Review #735: A Page of Madness.
Masao Inoue (Servent), Ayako Iijima (Servent's daughter), Yoshie Nakagawa (Servent's wife), Hiroshi Nemoto (Young man), Misao Seki (Doctor), Minoru Takase (Crazy man A), Eiko Minami (Dancer), Kyosuke Takamatsu (Crazy man B), Tetsu Tsuboi (Crazy man C), and Shintarô Takiguchi (Boy) Directed by Teinosuke Kinugasa.

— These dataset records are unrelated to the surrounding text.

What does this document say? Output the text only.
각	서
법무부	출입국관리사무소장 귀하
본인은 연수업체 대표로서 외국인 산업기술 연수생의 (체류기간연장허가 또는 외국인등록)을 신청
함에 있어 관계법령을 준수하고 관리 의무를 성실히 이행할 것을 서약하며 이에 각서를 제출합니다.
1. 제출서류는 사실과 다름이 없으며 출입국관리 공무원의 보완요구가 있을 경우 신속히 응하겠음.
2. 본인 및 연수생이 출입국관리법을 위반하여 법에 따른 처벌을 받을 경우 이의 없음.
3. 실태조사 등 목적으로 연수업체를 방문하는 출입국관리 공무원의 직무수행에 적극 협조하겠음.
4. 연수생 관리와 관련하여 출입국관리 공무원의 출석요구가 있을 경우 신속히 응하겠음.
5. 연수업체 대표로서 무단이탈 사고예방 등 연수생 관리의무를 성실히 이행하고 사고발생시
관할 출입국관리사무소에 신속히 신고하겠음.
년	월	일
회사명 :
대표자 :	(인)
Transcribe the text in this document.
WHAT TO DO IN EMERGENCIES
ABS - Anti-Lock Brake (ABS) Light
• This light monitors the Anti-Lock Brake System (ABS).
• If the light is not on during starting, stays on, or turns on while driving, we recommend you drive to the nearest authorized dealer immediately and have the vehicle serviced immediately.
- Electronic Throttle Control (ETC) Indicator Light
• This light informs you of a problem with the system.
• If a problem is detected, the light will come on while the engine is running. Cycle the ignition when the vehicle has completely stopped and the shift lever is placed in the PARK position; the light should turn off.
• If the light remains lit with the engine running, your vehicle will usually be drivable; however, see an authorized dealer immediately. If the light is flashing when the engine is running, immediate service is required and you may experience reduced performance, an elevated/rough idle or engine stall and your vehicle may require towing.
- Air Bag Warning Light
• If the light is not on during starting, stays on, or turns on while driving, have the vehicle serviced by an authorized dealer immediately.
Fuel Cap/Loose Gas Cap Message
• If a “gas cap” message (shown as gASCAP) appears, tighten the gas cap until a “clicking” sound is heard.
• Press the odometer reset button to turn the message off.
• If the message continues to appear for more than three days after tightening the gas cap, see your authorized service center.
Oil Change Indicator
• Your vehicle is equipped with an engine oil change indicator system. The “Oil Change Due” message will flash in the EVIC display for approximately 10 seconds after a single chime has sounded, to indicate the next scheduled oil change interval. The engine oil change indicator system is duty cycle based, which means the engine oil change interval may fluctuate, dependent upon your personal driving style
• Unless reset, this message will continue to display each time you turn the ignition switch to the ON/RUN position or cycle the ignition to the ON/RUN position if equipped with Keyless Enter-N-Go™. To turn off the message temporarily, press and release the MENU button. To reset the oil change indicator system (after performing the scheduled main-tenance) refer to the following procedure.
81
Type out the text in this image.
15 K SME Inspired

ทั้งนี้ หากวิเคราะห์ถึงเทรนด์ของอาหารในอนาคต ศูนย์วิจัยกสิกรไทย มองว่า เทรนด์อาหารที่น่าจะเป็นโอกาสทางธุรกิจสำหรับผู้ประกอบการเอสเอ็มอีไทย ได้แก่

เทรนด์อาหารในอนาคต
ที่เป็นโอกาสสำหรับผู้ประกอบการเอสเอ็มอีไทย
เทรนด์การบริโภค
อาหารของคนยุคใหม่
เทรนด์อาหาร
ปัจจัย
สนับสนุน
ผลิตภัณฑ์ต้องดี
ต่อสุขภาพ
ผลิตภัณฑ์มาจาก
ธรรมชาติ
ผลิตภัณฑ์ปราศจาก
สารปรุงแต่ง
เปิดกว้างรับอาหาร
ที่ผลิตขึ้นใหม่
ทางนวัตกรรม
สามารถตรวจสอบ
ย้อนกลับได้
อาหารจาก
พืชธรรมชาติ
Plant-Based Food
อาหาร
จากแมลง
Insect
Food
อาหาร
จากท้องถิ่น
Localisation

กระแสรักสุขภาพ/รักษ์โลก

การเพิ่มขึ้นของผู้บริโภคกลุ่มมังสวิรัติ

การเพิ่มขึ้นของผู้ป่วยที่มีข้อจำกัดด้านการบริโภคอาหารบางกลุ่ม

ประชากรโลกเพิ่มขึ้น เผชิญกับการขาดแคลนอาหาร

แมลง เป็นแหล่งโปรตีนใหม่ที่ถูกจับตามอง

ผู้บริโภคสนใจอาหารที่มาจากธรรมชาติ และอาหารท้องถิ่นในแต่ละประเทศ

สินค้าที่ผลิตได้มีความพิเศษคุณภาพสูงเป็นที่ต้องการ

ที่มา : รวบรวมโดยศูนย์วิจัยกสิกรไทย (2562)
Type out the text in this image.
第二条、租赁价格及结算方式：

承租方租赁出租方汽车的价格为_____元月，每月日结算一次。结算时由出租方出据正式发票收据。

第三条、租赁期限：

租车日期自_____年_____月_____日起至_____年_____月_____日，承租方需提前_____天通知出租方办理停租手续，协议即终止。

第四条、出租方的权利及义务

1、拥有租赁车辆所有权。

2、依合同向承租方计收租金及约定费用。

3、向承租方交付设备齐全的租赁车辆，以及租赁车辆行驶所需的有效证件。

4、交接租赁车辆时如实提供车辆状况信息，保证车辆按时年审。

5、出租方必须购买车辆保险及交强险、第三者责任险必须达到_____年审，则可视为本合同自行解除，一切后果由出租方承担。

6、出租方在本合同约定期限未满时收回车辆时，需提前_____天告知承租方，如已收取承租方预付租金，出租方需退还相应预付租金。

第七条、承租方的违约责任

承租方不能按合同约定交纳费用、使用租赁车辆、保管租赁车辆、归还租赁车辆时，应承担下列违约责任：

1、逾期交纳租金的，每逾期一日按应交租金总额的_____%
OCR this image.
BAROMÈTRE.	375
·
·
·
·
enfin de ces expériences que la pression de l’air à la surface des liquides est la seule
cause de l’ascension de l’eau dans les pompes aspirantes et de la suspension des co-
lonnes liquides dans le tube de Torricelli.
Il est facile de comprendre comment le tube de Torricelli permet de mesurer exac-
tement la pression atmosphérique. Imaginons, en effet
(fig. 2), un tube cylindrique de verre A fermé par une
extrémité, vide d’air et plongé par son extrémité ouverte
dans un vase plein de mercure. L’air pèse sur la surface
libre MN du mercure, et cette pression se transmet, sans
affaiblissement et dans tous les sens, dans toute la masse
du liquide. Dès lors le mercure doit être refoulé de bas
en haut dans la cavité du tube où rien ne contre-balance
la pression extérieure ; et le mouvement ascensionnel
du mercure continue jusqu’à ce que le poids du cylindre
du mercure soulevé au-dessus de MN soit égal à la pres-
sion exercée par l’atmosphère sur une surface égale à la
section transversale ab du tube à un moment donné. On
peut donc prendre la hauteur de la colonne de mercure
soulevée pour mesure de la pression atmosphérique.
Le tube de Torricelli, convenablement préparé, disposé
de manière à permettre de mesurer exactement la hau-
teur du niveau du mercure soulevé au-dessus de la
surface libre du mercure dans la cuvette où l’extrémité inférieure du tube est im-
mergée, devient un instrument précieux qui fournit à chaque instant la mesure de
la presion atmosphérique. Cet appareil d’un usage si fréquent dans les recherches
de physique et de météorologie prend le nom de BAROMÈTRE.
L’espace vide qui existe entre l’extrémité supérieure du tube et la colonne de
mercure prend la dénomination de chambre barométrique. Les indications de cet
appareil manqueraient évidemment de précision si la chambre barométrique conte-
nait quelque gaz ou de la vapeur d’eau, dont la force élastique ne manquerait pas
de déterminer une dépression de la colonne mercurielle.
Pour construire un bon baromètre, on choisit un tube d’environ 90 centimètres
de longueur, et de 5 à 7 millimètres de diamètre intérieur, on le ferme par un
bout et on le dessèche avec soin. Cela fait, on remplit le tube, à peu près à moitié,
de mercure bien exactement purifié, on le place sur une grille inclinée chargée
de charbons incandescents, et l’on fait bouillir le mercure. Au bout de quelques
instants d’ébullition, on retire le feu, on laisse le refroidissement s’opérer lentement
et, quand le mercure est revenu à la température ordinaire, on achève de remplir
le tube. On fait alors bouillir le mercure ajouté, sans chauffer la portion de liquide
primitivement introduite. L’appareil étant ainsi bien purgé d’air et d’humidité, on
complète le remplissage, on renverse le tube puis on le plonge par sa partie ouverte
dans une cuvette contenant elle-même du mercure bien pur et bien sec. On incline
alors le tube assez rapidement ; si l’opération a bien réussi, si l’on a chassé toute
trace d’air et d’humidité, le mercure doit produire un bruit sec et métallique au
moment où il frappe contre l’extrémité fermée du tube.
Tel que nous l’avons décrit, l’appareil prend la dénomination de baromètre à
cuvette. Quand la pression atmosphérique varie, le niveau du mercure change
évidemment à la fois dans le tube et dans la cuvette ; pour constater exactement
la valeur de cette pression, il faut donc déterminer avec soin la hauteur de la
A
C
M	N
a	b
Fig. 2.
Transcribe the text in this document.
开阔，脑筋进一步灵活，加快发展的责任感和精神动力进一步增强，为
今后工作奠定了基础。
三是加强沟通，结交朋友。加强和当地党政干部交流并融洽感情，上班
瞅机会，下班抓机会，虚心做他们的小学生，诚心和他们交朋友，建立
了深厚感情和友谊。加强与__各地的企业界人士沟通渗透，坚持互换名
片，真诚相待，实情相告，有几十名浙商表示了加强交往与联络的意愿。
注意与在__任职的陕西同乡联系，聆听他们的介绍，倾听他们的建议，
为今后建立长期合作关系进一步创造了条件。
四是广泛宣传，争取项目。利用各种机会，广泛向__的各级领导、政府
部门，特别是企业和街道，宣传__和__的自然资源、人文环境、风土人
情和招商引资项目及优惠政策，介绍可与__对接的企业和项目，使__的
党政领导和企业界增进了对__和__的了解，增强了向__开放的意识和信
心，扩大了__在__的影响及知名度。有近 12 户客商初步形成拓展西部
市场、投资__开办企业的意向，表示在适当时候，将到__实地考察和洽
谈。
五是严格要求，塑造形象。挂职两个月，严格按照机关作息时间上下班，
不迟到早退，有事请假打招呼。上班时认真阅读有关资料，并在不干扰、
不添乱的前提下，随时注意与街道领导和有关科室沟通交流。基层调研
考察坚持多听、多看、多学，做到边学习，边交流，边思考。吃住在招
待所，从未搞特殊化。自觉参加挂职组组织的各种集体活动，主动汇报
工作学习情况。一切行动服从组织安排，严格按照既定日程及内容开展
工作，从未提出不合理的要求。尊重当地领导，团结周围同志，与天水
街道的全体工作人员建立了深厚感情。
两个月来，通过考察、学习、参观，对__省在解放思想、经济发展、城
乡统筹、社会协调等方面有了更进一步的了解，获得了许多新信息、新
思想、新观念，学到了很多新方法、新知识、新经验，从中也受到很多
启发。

World cinema films are interesting to review because they can provide a look into the culture and movie techniques of the time, along with being something different as opposed to the regular state of affairs here. And hey, this is also a silent movie from Japan. But let's go one further: This movie has no inter-titles, making it a rare kind of silent film, one in which its all up to the viewer to try to tell what's going on. The movie (also known as Kurutta Ippēji) had a low budget, comprised of silver painted walls and opening credits that were turned page by page (with a hand sticking out in some shots), but the movie's experimental avant-garde style fits perfectly, particularly with the opening scene, with shots of dim lighting and use of shadows. You can try to figure the movie out, or just step back and watch the images put on screen. The movie is interesting to watch because it doesn't quite follow conventions while also displaying a variety of images, ending with masks. The actors certainly emote well in the offbeat world the movie establishes for itself. One notable fact is that the movie's story had four writers, including the director and Yasunari Kawabata, who later won the Nobel Prize for Literature in 1968. This film was lost for 45 years until Kinugasa found it in his storehouse. For the re-release, Aono Jikken Ensemble did the music to accompany it, which I saw in this version. Speaking of which, the music certainly fits with the haunting quality of the movie, not being distracting and fitting with the eccentric quality of a film such as this, which manages to be a one-of-a-kind movie that can be appreciated for all of its quirks. The run time is just barely under an hour, which is a plus for anyone looking to enjoy some cinema from almost 80 years ago that manages to resonate today.
Overall, I give it 9 out of 10 stars.